The predominant form of today’s ‘politically correct’ moralism, on the other hand, is that of Nietzschean ressentiment and envy: it is the fake gesture of disavowed politics, the assuming of a ‘moral’, depoliticised position in order to make a stronger political case. This is a perverted version of Havel’s ‘power of the powerless’: powerlessness can be manipulated as a stratagem in order to gain more power, in exactly the same way that today, in order for one’s voice to gain authority, one has to legitimise oneself as being some kind of (potential or actual) victim of power.

He concludes:

This, then, is Havel’s tragedy: his authentic ethical stance has become a moralising idiom cynically appropriated by the knaves of capitalism. His heroic insistence on doing the impossible (opposing the seemingly invincible Communist regime) has ended up serving those who ‘realistically’ argue that any real change in today’s world is impossible. This reversal is not a betrayal of his original ethical stance, but is inherent in it. The ultimate lesson of Havel’s tragedy is thus a cruel, but inexorable one: the direct ethical foundation of politics sooner or later turns into its own comic caricature, adopting the very cynicism it originally opposed.


Posted

in

by

Comments

2 responses to “More on Havel: Keane’s Biography, Žižek’s Review”

  1. Michael Avatar
    Michael

    Zizek's review is one of the best I've read, and on this issue, he is more probing than almost anyone (I mean, in identifying a sort of cynicism and detachment as the key to the functioning of ideology–really in every society).

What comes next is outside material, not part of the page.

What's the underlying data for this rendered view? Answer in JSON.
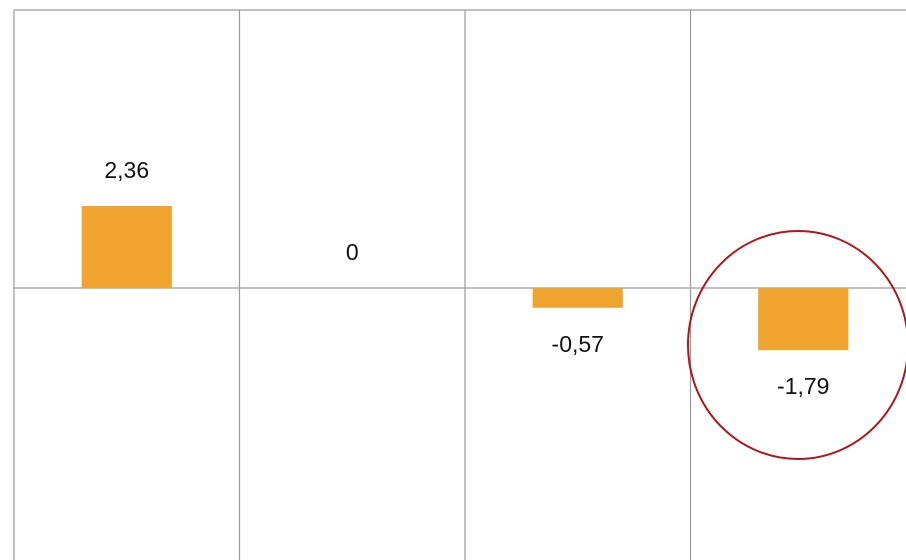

But I think that Zizek is at his weakest here as well. I'm reading William's Shame and Necessity, and an important thesis in that book is that shame (something he thinks we share with the Greeks and nearly every human culture) requires an internalized other, to whom one measures oneself, and who is not reducible either to concrete or bare others (for example, Achilles doesn't care what his slaves think) but nor is it just a stand-in for one's own moral voice; it is a genuine other. Williams' point reminds me of Freud's Ideal Ego (or ego ideal–I forget which–the one that's not the superego). Anyway, Williams argues that having such a voice in one's head is just what it means to be ethical, and to be part of a concrete, particular community. Now I see this point as relatively continuous with Zizek's, but where Zizek detects something sinister lurking here (the ideology of late capitalism), Williams finds something much more benign and hum-drum, and with this, I'm with williams. Where this becomes manifest, and where Zizek goes off the rails, is in thinking that only an ideologically twisted person like Havel could support the NATO intervention in Yugoslavia.

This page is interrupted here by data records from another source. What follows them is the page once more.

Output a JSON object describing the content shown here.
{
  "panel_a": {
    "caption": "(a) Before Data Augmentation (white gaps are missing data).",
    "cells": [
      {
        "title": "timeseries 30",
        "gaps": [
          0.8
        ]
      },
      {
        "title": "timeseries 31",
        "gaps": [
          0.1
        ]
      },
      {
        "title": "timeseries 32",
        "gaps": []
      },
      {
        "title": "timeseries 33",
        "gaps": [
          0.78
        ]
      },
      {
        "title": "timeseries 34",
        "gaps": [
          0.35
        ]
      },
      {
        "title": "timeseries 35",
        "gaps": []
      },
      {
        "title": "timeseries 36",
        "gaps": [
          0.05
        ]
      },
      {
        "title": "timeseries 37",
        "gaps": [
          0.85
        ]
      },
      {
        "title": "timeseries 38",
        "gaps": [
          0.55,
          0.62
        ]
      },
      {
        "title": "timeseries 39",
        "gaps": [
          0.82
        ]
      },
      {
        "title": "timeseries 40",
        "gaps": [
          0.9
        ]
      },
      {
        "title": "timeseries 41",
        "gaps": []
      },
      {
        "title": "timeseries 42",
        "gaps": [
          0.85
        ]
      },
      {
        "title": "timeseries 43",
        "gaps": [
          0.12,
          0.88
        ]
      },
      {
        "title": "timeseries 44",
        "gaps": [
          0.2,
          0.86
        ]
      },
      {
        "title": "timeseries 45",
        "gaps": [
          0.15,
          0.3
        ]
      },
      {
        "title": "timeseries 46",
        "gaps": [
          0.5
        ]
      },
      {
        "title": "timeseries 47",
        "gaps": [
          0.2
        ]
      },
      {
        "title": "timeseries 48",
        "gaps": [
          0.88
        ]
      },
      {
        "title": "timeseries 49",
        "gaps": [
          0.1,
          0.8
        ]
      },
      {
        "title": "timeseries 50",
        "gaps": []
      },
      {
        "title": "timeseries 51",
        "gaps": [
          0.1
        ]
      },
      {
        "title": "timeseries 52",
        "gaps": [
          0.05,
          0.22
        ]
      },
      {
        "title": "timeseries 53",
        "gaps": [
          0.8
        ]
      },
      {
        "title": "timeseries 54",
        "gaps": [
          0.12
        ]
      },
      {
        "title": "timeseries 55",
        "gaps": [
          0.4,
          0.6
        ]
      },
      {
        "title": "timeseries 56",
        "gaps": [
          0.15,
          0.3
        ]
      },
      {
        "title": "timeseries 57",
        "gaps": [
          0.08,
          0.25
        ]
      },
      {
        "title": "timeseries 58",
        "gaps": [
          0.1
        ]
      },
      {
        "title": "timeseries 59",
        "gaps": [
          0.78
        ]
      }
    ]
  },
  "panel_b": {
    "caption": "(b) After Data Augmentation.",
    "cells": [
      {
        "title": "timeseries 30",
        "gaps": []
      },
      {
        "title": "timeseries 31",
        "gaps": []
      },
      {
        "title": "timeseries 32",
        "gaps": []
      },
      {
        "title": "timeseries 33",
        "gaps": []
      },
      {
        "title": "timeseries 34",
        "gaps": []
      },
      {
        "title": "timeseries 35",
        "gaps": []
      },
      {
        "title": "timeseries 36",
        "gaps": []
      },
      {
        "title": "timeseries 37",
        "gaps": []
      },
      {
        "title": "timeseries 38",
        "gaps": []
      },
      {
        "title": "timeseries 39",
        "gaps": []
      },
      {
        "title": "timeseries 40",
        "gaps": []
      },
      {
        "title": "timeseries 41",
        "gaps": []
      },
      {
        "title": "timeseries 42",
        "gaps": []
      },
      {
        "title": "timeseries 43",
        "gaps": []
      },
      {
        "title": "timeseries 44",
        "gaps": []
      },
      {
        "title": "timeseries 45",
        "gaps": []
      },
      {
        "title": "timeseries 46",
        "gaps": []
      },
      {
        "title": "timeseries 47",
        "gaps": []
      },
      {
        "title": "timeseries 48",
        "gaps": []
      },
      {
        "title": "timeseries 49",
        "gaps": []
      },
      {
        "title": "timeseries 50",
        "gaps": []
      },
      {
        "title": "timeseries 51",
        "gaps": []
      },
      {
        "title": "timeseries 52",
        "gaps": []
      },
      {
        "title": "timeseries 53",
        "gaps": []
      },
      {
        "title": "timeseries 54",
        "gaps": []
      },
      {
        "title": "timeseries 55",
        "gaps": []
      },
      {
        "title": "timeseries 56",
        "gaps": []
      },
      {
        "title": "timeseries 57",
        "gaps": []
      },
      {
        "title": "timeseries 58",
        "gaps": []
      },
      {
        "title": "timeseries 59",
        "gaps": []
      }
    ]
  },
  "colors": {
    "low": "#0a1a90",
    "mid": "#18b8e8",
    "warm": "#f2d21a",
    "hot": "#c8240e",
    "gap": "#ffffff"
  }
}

    1. anotherpanacea Avatar
      anotherpanacea

      As is usual, Zizek over-interprets everything, but his basic point (which isn't even his) is part of a paragraph I didn't quote:

      "…by an attempt to stop ethnic cleansing in Kosovo, Nato triggered cleansing on a larger scale and created the very humanitarian catastrophe it wanted to prevent. A deeper paradox involves the ideology of victimisation: when Nato intervened to protect Kosovar victims, it ensured at that same time that they would remain victims, inhabitants of a devastated country with a passive population – they were not encouraged to become an active politico-military force capable of defending itself."

      I believe this consequentialist point has largely been affirmed by commentators on the Kosovo intervention. The time to invade was during the 1992 ethnic cleansing in Bosnia, and the NATO air strikes were a belated and poorly-thought out mea culpa for that earlier inaction.

      What's more, it was the failure to fully integrate that critique of militant humanitarianism that led to the Left's support for the invasions of Afghanistan and Iraq. The problem is not simply having a voice of conscience: the problem is always listening to what the voice says without invoking other voices and considerations.